A surprising study found that a group of ancient lizards called mosasaurs were warm-blooded.
The first mosasaur fossils were discovered in a limestone quarry at Maastricht in the Netherlands, and since then they’ve become some of the most popular fossils of marine reptiles. They breathed air (didn’t have gills), were powerful swimmers, and were well-adapted to living in the warm, shallow seas of the Cretaceous. They measured between 1 and 17 meters long and were so well adapted to this environment that they actually gave birth to live young without returning to the shore, as modern sea turtles do. But they may have been even more special, according to a new study.
The study found that the aquatic lizards were in fact warm-blooded, having the ability called “thermoregulation.”
“There was a paper published in Science in 2010 reporting the thermoregulation in marine reptiles at the time of the dinosaurs focusing on the iconic extinct taxa: ichthyosaurs, plesiosaurs and mosasaurs,” said author of the new study Alberto Perez-Huerta, an associate professor of geology at the University of Alabama. “This conclusion bothered me a bit because there was not a warm-blooded member organism used for comparison, and we know that size can matter in terms of thermoregulation.”
The researchers conducted an isotope analysis on mosasaur fossils from the University of Alabama collection, comparing them to similar analysis on modern cold-blooded reptiles, as well as warm-blooded organisms like birds. They found more similarities to warm-blooded creatures, indicating that mosasaurs did practice thermoregulation.
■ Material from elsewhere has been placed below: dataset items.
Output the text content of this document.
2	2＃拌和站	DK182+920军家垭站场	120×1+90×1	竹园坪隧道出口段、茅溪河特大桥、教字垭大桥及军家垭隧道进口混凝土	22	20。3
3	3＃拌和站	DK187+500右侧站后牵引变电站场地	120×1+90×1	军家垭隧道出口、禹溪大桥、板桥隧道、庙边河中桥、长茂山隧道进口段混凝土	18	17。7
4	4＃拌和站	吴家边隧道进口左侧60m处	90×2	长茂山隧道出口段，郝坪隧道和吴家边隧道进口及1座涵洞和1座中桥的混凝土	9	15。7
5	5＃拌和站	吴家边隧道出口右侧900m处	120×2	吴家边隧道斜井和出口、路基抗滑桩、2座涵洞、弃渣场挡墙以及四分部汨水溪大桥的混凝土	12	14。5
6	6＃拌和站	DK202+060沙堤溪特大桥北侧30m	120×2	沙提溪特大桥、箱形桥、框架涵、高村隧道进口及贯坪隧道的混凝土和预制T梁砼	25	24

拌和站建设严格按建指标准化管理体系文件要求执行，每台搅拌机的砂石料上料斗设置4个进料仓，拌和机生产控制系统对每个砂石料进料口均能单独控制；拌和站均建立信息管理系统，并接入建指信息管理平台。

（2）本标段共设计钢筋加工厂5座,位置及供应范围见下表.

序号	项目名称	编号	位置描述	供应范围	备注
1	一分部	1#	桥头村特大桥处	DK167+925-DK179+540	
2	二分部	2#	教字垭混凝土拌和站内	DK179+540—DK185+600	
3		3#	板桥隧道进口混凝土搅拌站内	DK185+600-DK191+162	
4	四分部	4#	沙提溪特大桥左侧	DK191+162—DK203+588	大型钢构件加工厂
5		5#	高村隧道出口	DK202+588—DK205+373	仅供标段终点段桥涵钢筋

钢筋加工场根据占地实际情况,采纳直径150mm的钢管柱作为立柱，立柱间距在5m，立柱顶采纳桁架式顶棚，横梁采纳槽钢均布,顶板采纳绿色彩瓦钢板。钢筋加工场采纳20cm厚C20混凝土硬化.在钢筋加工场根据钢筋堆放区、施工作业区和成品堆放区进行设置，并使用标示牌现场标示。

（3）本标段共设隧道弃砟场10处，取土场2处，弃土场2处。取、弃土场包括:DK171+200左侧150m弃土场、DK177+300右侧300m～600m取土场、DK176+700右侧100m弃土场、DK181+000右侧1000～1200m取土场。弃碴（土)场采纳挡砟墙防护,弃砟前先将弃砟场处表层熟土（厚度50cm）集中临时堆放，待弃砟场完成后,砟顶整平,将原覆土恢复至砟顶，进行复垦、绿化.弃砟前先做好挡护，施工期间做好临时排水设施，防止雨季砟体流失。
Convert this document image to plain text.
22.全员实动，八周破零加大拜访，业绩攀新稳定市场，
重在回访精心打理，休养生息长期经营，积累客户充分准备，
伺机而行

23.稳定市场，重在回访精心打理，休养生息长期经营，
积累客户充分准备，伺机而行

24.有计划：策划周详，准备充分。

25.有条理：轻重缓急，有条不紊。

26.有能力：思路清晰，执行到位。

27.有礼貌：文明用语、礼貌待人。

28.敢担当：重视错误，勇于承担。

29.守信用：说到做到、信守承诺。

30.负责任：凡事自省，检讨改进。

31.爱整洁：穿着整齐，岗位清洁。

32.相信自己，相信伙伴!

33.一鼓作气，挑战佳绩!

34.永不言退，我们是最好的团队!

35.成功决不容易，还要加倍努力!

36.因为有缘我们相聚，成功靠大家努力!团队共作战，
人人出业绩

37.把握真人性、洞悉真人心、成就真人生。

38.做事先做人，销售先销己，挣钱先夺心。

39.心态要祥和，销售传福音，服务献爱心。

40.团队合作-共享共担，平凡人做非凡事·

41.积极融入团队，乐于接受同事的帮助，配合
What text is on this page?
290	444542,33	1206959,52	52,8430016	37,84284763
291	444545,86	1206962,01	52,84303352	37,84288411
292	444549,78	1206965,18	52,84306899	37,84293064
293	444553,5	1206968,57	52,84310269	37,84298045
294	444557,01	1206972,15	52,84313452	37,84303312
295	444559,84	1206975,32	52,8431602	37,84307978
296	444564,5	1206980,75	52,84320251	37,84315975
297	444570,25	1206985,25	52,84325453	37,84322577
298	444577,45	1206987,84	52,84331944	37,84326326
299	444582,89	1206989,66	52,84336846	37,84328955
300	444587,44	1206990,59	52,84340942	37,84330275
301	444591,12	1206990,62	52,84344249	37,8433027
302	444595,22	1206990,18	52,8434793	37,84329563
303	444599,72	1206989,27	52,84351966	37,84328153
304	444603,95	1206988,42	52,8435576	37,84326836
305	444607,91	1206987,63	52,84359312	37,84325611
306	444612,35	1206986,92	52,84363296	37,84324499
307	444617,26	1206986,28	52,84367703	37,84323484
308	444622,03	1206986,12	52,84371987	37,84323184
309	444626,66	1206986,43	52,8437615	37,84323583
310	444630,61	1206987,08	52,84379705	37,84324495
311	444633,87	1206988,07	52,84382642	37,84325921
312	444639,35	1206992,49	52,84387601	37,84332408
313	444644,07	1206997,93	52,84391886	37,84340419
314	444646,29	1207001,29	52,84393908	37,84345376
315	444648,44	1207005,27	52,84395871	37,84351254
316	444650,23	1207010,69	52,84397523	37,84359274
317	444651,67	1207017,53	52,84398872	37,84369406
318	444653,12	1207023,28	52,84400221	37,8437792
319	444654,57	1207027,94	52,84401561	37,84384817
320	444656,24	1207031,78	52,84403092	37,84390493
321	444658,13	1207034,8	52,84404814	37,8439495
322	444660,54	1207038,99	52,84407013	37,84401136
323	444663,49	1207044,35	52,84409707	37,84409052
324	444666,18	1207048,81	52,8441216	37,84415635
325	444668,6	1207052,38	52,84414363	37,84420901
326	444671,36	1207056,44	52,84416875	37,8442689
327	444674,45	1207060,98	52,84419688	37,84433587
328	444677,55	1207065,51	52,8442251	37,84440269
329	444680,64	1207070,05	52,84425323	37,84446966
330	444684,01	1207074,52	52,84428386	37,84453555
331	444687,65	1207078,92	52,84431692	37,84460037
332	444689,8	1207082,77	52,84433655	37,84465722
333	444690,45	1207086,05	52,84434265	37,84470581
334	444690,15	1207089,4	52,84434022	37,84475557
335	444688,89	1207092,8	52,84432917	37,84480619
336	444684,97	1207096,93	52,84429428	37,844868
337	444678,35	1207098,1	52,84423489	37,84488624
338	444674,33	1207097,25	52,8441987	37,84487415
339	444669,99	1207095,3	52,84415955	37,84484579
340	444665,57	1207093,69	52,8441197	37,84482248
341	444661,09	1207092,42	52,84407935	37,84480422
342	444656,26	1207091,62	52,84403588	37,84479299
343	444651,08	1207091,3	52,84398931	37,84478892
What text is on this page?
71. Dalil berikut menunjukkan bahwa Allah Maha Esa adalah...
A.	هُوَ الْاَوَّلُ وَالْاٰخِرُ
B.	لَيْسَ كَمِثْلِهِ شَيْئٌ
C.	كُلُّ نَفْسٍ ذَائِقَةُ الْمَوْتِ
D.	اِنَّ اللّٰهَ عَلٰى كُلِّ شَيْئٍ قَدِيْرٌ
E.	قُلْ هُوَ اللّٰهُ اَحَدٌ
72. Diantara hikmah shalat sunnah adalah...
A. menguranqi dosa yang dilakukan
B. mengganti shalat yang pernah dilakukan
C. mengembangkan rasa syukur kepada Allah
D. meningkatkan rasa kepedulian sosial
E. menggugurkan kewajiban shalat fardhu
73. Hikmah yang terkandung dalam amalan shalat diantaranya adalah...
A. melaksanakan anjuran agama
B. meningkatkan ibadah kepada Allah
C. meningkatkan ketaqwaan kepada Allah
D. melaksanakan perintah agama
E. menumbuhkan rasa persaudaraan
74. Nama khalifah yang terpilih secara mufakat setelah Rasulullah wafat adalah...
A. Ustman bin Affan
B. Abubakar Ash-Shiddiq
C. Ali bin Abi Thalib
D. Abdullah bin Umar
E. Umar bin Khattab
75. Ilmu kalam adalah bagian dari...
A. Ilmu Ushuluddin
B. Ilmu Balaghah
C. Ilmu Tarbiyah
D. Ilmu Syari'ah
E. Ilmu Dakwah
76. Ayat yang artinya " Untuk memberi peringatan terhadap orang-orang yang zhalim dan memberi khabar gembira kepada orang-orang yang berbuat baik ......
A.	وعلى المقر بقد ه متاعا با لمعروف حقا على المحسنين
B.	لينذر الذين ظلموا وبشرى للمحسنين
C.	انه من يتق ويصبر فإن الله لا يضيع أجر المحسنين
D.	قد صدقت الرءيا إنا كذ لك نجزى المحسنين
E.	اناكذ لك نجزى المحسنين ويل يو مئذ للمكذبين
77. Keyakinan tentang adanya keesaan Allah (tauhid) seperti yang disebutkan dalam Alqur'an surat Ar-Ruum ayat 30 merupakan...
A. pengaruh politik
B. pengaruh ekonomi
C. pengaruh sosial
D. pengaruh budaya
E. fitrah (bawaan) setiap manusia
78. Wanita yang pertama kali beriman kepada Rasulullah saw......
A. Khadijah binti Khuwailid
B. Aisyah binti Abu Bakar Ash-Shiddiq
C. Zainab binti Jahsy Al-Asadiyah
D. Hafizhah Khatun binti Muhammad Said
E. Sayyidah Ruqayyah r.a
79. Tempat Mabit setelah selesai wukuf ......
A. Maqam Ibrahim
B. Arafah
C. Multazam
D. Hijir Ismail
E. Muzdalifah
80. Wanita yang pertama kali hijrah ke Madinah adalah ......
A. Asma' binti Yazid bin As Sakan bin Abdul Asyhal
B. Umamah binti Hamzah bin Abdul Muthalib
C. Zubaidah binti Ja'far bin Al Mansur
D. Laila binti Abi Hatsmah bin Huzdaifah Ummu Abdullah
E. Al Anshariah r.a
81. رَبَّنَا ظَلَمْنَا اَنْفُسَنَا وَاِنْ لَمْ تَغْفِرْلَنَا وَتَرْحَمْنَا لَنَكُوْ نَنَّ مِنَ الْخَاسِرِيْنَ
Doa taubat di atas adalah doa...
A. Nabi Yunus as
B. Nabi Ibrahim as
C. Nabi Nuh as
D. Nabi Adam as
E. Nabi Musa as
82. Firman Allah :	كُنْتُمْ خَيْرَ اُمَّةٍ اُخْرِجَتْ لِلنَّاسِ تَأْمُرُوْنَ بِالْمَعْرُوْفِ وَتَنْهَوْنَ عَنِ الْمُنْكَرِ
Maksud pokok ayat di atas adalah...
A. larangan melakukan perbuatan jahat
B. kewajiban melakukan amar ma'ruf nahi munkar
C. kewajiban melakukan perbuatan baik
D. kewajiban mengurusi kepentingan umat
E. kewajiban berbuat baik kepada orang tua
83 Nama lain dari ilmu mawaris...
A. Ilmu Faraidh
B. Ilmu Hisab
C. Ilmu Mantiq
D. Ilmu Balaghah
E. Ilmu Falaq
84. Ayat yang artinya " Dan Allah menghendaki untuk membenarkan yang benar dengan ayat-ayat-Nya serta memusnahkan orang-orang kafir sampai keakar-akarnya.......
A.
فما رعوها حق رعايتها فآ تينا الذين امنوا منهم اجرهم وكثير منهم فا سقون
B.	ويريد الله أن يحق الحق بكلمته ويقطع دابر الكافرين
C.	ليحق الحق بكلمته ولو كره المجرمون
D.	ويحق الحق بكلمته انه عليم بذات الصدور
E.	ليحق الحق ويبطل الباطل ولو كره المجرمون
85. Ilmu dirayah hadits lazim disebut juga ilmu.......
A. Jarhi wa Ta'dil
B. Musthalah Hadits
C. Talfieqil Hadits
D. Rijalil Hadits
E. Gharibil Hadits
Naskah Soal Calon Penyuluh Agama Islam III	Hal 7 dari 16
“The findings of the present study support that mosasaurs were able to maintain a higher internal temperature independent of the ambient seawater temperature and were likely endotherms (warm-blooded), with values closer to contemporaneous fossil and modern birds and higher than fish and turtles,” the study said. “Although there are small differences of body temperature among mosasaur genera, these are independent of size, and thus inferred body mass.”